Program on Science, Technology and Society at Harvard|
Melanie Smallman is a Visiting Research Fellow with the Program on Science, Technology & Society (STS) at the Harvard Kennedy School of Government. Her research looks at how society influences science and technology, particularly focusing on the role of public dialogue activities. While at Harvard, Melanie will be comparing US and UK approaches to incorporating public perspectives in policymaking.
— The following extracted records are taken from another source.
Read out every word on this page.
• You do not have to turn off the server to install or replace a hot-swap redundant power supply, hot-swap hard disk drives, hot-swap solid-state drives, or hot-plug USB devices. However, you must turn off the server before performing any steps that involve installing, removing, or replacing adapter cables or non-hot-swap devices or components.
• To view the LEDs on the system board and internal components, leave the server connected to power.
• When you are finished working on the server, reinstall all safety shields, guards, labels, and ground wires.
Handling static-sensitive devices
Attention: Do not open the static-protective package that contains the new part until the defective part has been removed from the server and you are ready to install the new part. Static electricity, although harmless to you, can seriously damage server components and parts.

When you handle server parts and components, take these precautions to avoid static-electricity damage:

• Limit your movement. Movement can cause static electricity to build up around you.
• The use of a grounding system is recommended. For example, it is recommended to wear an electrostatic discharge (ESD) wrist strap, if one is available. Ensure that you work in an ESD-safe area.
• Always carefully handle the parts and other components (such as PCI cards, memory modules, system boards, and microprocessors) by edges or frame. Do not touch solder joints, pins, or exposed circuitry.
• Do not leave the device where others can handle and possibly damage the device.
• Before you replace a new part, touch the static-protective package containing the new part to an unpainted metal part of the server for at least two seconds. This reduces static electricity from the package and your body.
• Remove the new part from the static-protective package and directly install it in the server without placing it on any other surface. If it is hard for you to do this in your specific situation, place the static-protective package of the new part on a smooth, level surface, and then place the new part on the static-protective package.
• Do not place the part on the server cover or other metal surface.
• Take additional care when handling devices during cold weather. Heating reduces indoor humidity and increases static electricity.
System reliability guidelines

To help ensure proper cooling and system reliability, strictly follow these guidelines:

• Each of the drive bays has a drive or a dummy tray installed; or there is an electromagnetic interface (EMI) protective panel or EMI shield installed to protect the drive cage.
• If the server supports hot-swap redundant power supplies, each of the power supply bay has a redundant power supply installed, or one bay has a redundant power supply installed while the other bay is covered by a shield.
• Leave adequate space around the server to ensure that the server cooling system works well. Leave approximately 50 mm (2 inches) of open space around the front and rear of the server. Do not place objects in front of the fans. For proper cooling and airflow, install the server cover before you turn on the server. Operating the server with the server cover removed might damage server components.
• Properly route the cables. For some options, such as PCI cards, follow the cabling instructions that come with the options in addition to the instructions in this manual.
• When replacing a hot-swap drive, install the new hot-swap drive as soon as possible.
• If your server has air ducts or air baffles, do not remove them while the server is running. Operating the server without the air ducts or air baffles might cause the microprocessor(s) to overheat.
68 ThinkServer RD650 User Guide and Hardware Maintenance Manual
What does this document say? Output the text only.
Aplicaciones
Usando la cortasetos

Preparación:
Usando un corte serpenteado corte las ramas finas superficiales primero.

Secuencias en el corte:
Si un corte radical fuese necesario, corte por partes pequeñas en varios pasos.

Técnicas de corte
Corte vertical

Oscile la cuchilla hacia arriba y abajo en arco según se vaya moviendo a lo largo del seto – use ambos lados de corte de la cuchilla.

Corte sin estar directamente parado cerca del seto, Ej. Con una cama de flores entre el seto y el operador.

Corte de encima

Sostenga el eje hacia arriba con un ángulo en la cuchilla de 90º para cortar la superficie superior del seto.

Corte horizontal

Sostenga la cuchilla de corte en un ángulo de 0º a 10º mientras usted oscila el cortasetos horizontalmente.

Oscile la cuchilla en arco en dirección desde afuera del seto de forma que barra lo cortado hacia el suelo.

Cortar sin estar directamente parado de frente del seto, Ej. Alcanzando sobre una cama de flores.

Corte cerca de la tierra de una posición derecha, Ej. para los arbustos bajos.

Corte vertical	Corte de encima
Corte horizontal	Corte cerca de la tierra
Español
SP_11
Melanie recently submitted her PhD in Science and Technology Studies at University College London. Her thesis used a computer assisted text analysis technique to consider whether the UK’s 10 year-long experiment in public dialogue has brought science policy closer to the values of the public. Her research at Harvard aims to build on this research, to compare the UK’s approach to involving the public in discussions about science policy, to the US’s attempt to incorporate public reasoning into scientific policymaking through expert ethics committees. While these ethics committees might have similar objectives to the UK’s attempts to engage the public directly, it is a very different approach and one that appears to be much more in-tune with the way in which policymakers conceive of evidence and expertise. So has it resulted in similarly different outcomes for policy? Is this approach more or less effective in reflecting public imaginaries and feeding them into policy? What do the differences tell us about the respective civic epistemologies at play in the UK and US? Most importantly, what can the processes tell us about the way in which society shapes scientific and technological developments in the two countries?
Alongside her research, Melanie is Deputy-Director of the Responsible Research and Innovation Hub at UCL and is founder and Director of Think-Lab, the UK’s first science communication consultancy, having spent eight years as an adviser within Government.
Smallman M (2014). PUS in turbulent times III – Deficit to dialogue, champions to critics. Public Understanding of Science, September 2014 1-12.